- Poco después, volviendo a casa separé me de mi amá, con su permiso, noski, y comencé mi viaje hacia el Sur, a las tierras amables.
- Gran historia, Carb.
- Carb no, Karb.
Dos hombres compartían una fogata y un venado en una pequeña cabaña de pastores. Uno, grande y musculoso, cercano a los dos metros, de ojos profundos y oscuros y un pelo negro y abundante, aunque con canas en él. Lleva la barba descuidada, la ropa llena de jirones, sangre y rotos. Su piel es pálida, reflejando en ocasiones destellos azulados cuando la luz resbala sobre él. Sus manos son grandes y están cubiertas de cicatrices. Podría decirse que es un hombre guapo, en el sentido más salvaje de la palabra. Habla con un marcado acento, silbando las eses y marcando fuertemente las kas.
Su compañero, en cambio, es más pequeño, aunque aún así alto. Sus ojos son azules y melancólicos y su cabello de un castaño tan claro que cuando la luz se refleja casi parece rubio. Al igual que su compañero, su piel es pálida, aunque no hay atisbo de barba en su rostro. Inspira una sensación de confianza y simpatía, de elegancia, a pesar incluso de sus ropas raídas y desgastadas por el camino. Sin embargo uno advierte que bajo esas ropas se encuentran unos músculos bien templados, que le dotan de una agilidad felina. Es, en definitiva, el tipo de hombre en el que todas las muchachas de un salón de baile se fijarían. Su habla es clara, carece por completo de acento, lo que aunado a sus peculiares rasgos, dificulta notablemente determinar cuál es su procedencia.
El bárbaro (pues está claro que lo es) lleva a su lado un pequeño saco, una enorme espada admirablemente forjada, como podrán comprobar los entendidos, y un cuchillo recubierto de extraños símbolos.
Su compañero, lleva una espada ymeria, un sgeltus y un cuchillo de considerable tamaño, ambas de aspecto regular (aunque un sgeltus tan al norte tampoco es precisamente habitual), además de una mochila bastante abultada.

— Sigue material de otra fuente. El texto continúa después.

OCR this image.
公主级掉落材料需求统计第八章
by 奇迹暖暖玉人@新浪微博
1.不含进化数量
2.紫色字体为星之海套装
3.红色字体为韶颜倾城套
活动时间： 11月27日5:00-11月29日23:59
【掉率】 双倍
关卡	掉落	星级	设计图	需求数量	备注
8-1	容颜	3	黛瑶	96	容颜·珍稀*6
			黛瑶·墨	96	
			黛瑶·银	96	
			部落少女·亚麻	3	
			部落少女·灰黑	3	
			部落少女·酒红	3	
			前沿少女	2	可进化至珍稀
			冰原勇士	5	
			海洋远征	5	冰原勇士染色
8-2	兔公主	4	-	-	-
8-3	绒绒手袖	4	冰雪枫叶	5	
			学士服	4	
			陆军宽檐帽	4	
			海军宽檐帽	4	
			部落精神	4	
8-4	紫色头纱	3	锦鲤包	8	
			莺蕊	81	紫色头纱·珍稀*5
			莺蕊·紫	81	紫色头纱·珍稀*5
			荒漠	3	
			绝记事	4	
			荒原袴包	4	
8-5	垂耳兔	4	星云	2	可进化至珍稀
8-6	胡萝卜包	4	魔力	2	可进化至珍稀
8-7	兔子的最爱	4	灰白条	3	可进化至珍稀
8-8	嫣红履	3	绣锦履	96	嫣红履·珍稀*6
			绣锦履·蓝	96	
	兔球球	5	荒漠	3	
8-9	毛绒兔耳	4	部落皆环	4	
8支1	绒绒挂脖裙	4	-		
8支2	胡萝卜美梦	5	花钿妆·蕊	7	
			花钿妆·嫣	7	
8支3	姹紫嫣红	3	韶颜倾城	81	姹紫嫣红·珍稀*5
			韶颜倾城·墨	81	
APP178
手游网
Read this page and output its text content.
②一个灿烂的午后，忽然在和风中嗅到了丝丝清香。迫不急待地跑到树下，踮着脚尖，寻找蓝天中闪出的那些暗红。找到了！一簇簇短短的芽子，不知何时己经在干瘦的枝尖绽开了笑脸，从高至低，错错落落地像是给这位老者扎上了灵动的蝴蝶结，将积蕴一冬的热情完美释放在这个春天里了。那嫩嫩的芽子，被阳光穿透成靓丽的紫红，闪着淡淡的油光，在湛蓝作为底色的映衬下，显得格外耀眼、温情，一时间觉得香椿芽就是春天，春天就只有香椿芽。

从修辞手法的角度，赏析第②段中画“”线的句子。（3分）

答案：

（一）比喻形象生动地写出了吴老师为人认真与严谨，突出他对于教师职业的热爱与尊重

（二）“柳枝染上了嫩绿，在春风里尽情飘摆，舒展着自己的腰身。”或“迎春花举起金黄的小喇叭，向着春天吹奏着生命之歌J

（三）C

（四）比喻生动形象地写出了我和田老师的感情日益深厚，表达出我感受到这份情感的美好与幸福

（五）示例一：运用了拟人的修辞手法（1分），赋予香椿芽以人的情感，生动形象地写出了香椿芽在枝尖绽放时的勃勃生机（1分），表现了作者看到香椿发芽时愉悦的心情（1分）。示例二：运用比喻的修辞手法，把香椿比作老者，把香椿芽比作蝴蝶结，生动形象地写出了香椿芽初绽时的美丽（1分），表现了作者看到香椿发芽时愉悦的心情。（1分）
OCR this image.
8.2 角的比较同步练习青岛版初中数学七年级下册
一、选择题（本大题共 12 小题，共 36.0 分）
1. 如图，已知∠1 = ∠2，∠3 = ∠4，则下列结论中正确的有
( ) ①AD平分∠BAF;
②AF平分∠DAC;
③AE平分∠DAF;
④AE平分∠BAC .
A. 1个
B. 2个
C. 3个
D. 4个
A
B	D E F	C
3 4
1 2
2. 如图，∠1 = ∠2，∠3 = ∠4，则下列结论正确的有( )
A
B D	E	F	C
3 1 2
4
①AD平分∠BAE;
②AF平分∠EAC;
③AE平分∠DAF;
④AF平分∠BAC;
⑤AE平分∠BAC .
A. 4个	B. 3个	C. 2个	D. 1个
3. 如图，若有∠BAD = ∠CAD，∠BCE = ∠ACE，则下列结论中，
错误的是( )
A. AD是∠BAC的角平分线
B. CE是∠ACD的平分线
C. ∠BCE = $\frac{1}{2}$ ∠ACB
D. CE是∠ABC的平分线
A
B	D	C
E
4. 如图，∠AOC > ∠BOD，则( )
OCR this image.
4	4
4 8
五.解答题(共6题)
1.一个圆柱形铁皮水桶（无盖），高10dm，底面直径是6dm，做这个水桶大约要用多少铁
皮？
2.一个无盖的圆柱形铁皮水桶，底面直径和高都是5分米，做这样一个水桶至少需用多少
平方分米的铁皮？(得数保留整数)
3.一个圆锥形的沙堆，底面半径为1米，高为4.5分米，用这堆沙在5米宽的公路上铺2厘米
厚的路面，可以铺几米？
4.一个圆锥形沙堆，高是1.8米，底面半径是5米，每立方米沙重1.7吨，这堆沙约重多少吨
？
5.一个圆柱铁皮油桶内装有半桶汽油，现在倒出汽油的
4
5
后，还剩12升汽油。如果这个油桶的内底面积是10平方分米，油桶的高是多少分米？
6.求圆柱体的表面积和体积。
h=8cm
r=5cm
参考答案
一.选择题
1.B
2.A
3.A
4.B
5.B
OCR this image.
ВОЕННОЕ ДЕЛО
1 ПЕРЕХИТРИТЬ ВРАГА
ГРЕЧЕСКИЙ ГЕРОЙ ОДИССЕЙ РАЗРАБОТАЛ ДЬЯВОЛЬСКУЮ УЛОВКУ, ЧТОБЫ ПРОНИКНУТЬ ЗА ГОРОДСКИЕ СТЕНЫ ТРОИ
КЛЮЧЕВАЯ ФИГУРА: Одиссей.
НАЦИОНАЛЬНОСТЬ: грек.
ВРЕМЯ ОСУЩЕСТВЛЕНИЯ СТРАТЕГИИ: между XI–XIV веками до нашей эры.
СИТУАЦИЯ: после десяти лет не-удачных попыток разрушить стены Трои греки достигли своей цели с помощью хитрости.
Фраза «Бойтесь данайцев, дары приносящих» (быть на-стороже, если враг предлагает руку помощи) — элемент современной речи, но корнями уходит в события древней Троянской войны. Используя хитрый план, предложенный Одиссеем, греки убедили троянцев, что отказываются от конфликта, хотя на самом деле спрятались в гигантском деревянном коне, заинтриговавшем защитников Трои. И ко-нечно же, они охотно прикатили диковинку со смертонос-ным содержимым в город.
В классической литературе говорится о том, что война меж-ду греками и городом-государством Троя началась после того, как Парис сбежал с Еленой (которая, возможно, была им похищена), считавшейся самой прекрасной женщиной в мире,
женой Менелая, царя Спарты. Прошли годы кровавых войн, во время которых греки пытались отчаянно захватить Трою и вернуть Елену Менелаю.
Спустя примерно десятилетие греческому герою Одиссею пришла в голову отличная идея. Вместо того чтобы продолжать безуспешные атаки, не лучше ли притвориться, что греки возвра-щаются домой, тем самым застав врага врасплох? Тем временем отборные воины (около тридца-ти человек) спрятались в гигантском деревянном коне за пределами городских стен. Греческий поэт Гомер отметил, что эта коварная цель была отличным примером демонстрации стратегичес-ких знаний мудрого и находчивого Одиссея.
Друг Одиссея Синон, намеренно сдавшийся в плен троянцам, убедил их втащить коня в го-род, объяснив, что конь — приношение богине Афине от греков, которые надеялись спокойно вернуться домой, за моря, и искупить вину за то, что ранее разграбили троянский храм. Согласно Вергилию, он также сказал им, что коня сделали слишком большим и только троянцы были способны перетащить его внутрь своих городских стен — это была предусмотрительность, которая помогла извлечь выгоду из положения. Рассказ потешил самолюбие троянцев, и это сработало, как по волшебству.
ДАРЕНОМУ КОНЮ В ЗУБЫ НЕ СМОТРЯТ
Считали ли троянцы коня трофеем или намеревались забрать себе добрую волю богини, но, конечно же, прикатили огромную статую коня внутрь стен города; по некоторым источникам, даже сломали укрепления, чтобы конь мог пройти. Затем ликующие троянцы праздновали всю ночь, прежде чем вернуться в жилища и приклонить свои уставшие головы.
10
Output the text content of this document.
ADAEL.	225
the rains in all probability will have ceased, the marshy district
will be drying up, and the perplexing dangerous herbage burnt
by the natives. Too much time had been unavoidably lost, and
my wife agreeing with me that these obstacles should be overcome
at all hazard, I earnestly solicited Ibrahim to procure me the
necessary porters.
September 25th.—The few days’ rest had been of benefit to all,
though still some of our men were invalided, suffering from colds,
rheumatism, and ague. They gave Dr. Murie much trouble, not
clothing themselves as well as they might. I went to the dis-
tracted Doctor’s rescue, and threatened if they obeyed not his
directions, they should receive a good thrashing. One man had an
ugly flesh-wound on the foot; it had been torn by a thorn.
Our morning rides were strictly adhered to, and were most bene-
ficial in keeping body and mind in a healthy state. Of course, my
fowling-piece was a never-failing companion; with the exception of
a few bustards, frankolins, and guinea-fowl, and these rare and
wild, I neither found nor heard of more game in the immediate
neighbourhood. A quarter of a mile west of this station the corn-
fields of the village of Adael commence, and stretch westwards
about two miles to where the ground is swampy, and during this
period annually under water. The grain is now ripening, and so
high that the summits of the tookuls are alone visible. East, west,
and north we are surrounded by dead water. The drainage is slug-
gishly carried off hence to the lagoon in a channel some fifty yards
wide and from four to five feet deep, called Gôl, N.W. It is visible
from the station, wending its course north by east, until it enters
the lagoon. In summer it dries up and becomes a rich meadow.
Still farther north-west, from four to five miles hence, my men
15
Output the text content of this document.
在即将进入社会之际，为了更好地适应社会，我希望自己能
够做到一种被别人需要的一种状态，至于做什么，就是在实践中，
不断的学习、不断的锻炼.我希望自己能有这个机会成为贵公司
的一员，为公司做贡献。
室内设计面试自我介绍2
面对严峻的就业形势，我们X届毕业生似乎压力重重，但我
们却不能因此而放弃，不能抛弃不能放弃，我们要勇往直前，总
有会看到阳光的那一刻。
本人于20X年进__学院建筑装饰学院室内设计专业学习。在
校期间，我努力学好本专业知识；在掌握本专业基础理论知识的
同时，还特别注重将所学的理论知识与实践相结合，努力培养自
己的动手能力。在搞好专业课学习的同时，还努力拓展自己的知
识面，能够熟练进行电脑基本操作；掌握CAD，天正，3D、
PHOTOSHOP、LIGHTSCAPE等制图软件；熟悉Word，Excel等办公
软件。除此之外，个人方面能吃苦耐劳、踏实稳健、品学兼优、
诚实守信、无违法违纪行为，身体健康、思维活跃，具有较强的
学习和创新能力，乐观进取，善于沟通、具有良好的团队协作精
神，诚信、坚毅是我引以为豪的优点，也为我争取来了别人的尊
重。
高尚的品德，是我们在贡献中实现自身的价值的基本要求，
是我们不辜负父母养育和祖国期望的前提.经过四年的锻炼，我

Ambos hombres hablan en delinés, aunque se ve que es el de los ojos claros el que se halla más cómodo.
- ¿Y zu? ¿Cuál es tu historia, Ithal, hijo de Stardas?
- No hay mucho que contar; ayudé a mi padre con sus encargos y me encargué de algunos propios. Cuando hube ahorrado lo suficiente como para poder llegar a Erindes le pedí a mi padre que me diera permiso para marchar hacia el sur. El viejo se lo tomó a guasa, y me dijo que el día que lo venciera en duelo obtendría su permiso. Me reservé el derecho a duelo, pues aún no era lo suficientemente bueno como para vencer a ese borrachuzo. Al menos no si el borrachuzo mantenía sus plenas facultades.
Ithal sonrió pícaramente.
- Así que esperé a que una noche estuviera tan borracho que difícilmente pudiera tenerse en pie y lo reté.
Karb gruñó con cierto desagrado.
- Recurrir a engaños no es cosa de la que sentirse orgulloso, delinés.
- Pero ganar sí.
Por el camino Karb se había encontrado con aquel hombre, de más o menos su edad, siendo atacado por una manada de lobos liderada por un huargo. Ithal se defendía con fiereza, moviendo sus espadas a una velocidad endiablada, y pareciera que tenía ojos en la nuca. Sin embargo, eran demasiados para él, y el huargo se preparaba para su asalto, y con aquellas agujas que llevaba difícilmente podría quitárselo de encima antes de que sus compañeros lo descuartizasen.
Así pues, Karb, que ya llevaba mucho tiempo sin darle uso a Innevin, se lanzó en su ayuda. El ataque pilló por sorpresa al enorme lobo negro, que quedó partido en dos antes de que tuviera tiempo de advertir la sutil diferencia entre el olor del bárbaro y el de sus camaradas.
El rescatado, agradecido por el gesto, le había invitado a compartir comida y vino, y allí estaban. Ithal no estaba muy convencido de que aquella destartalada cabaña, que ya costosamente se mantenía en pie, pudiera resistir el envite de una bestia como la que habían encontrado hacía no mucho (y que según el bárbaro eran bastante habituales en aquellas regiones), pero Karb había señalado un símbolo en la entrada que, según él, alejaría a los huargos y otras bestias peligrosas.
Acomodándose sobre los mugrientos jergones, ambos guerreros se durmieron abrazados a sus espadas.